Department of Physics, National Sun Yat-Sen University , Kaohsiung 804, Taiwan.
Nano Lett. 2014 May 14;14(5):2505-8. doi: 10.1021/nl500206u. Epub 2014 Apr 18.
We use first-principles electronic structure calculations to predict a new class of two-dimensional (2D) topological insulators (TIs) in binary compositions of group III elements (B, Al, Ga, In, and Tl) and bismuth (Bi) in a buckled honeycomb structure. We identify band inversions in pristine GaBi, InBi, and TlBi bilayers, with gaps as large as 560 meV, making these materials suitable for room-temperature applications. Furthermore, we demonstrate the possibility of strain engineering in that the topological phase transition in BBi and AlBi could be driven at ∼6.6% strain. The buckled structure allows the formation of two different topological edge states in the zigzag and armchair edges. More importantly, isolated Dirac-cone edge states are predicted for armchair edges with the Dirac point lying in the middle of the 2D bulk gap. A room-temperature bulk band gap and an isolated Dirac cone allow these states to reach the long-sought topological spin-transport regime. Our findings suggest that the buckled honeycomb structure is a versatile platform for hosting nontrivial topological states and spin-polarized Dirac fermions with the flexibility of chemical and mechanical tunability.

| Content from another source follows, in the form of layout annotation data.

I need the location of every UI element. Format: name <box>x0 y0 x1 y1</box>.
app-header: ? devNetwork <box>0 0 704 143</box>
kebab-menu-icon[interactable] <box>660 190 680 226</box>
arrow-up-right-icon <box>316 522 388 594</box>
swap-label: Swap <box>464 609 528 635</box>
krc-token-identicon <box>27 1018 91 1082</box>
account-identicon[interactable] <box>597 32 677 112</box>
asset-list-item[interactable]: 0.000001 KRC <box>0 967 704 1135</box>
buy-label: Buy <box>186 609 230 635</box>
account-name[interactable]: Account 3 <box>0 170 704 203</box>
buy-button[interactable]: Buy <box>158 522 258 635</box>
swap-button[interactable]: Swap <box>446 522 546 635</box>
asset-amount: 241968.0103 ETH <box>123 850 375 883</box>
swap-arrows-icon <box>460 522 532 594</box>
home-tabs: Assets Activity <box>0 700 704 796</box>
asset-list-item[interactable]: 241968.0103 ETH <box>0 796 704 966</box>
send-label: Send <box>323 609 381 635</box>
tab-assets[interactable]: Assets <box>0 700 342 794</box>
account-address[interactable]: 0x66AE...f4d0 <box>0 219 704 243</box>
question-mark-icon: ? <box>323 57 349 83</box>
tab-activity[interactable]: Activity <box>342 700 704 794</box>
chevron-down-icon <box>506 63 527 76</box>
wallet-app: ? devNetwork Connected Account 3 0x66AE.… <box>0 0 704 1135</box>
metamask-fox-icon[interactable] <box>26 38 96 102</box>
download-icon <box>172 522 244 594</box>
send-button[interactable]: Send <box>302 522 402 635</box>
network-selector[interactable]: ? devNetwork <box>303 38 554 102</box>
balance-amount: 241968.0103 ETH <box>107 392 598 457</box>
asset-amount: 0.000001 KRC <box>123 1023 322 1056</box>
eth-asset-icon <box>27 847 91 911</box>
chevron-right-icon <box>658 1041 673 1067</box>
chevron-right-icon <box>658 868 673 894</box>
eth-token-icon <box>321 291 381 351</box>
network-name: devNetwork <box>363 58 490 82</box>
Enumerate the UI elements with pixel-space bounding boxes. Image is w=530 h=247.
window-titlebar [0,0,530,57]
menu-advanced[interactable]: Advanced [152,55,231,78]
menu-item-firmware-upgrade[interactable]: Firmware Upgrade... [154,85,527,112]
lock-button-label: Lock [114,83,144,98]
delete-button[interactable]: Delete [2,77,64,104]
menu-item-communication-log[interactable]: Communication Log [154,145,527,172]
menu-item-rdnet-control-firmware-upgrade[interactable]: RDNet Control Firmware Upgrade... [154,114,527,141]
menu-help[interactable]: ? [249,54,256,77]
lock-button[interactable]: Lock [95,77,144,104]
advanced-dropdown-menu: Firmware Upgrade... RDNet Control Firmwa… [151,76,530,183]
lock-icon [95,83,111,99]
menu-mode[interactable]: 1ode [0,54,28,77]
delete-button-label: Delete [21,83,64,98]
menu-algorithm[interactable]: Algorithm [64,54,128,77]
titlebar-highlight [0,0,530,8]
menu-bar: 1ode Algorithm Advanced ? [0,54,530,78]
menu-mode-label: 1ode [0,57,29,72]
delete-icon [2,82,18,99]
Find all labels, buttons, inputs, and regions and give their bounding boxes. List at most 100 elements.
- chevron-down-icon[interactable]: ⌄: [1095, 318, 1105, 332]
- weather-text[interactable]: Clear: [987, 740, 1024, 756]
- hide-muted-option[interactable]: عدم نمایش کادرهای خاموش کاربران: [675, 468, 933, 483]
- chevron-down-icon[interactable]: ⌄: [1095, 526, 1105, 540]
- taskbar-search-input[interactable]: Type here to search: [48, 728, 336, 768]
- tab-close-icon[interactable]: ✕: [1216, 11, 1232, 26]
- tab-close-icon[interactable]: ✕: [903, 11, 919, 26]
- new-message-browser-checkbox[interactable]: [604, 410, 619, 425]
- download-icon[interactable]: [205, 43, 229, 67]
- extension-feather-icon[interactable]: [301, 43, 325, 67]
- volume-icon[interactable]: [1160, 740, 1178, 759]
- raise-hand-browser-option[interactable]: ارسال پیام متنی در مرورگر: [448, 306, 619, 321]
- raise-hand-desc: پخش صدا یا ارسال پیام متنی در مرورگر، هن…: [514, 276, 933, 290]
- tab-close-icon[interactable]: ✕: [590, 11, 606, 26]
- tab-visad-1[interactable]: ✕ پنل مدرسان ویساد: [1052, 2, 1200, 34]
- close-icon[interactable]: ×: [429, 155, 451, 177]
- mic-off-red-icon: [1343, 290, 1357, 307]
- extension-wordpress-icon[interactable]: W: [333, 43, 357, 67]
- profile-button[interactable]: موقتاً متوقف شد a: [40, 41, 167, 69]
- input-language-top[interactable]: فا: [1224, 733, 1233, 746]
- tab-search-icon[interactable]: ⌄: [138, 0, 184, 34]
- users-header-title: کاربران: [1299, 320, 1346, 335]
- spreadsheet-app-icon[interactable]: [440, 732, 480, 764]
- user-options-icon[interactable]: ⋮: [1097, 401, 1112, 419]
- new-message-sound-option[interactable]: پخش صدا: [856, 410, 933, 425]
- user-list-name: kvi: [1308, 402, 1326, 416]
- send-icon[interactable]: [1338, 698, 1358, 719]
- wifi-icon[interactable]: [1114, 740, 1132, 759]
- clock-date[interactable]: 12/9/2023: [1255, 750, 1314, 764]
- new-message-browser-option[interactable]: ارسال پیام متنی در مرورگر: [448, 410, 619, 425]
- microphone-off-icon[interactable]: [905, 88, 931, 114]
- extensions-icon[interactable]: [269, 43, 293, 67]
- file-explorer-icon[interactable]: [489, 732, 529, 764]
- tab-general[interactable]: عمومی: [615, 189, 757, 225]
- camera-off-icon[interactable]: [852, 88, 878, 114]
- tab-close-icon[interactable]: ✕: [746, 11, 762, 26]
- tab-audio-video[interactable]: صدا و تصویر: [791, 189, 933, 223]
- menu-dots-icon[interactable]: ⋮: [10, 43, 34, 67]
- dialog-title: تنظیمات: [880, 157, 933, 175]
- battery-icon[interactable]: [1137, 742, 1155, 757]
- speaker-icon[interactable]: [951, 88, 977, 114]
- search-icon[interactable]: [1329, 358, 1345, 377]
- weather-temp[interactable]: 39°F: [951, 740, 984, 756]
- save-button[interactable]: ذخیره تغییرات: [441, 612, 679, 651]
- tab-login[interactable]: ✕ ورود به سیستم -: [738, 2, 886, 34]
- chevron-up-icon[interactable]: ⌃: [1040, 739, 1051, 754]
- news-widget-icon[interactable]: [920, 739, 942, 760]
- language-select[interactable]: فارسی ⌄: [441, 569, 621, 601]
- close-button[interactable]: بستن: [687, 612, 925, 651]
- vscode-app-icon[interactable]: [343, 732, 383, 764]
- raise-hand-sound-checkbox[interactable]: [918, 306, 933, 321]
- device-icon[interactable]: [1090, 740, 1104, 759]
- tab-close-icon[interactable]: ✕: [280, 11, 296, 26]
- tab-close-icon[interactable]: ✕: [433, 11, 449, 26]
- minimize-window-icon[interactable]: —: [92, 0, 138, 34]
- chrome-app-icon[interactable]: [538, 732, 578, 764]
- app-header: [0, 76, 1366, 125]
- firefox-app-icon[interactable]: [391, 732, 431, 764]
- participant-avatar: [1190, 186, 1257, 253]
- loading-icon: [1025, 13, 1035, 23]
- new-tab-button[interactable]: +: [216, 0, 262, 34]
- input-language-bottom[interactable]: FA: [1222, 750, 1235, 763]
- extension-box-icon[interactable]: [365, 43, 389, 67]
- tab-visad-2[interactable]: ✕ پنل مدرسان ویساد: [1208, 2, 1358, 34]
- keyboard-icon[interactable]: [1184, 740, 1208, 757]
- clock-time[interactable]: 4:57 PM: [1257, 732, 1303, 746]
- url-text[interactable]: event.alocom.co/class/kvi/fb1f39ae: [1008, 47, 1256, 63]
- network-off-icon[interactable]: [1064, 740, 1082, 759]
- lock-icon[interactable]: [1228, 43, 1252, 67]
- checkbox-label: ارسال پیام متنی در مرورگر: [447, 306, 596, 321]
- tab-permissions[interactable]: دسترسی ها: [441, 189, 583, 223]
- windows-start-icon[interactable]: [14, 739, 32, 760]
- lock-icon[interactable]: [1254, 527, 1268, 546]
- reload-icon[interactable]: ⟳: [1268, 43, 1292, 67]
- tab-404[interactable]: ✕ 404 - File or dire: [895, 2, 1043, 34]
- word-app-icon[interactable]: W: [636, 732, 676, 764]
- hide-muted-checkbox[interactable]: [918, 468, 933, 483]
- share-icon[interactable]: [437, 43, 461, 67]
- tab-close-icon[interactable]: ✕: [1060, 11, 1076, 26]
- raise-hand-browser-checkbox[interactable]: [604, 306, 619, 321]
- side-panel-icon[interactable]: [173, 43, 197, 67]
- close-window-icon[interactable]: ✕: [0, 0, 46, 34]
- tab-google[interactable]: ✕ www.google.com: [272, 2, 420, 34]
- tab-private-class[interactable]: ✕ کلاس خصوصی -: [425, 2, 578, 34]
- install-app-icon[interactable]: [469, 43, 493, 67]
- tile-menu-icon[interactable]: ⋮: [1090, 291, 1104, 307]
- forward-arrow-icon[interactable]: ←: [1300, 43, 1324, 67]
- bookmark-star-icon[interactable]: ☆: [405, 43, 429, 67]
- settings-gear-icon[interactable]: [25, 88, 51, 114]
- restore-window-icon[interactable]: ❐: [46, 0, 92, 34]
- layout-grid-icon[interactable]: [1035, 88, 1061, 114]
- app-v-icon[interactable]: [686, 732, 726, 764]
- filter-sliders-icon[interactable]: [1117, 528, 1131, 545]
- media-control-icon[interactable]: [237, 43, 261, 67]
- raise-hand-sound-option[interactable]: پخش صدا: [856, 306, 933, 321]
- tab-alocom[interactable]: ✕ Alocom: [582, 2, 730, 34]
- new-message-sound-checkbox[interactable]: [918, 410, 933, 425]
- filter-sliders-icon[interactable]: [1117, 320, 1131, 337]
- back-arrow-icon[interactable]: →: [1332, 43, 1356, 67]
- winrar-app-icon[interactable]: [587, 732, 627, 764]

我们使用第一性原理电子结构计算来预测一类新的二维(2D)拓扑绝缘体(TI),它们由 III 族元素(B、Al、Ga、In 和 Tl)和铋(Bi)的二元化合物在褶皱的蜂窝状结构中组成。我们在原始 GaBi、InBi 和 TlBi 双层中发现了带反转,带隙高达 560 meV,使这些材料适合于室温应用。此外,我们还展示了应变工程的可能性,即在 BBi 和 AlBi 中拓扑相变可以在约 6.6%的应变下驱动。褶皱结构允许在锯齿形和扶手椅边缘形成两种不同的拓扑边缘状态。更重要的是,对于扶手椅边缘,我们预测了孤立的狄拉克锥边缘状态,狄拉克点位于 2D 体带隙的中间。室温下的体带隙和孤立的狄拉克锥允许这些状态达到长期以来寻求的拓扑自旋输运状态。我们的研究结果表明,褶皱蜂窝状结构是一个多功能平台,可容纳具有化学和机械可调性的非平凡拓扑状态和自旋极化的狄拉克费米子。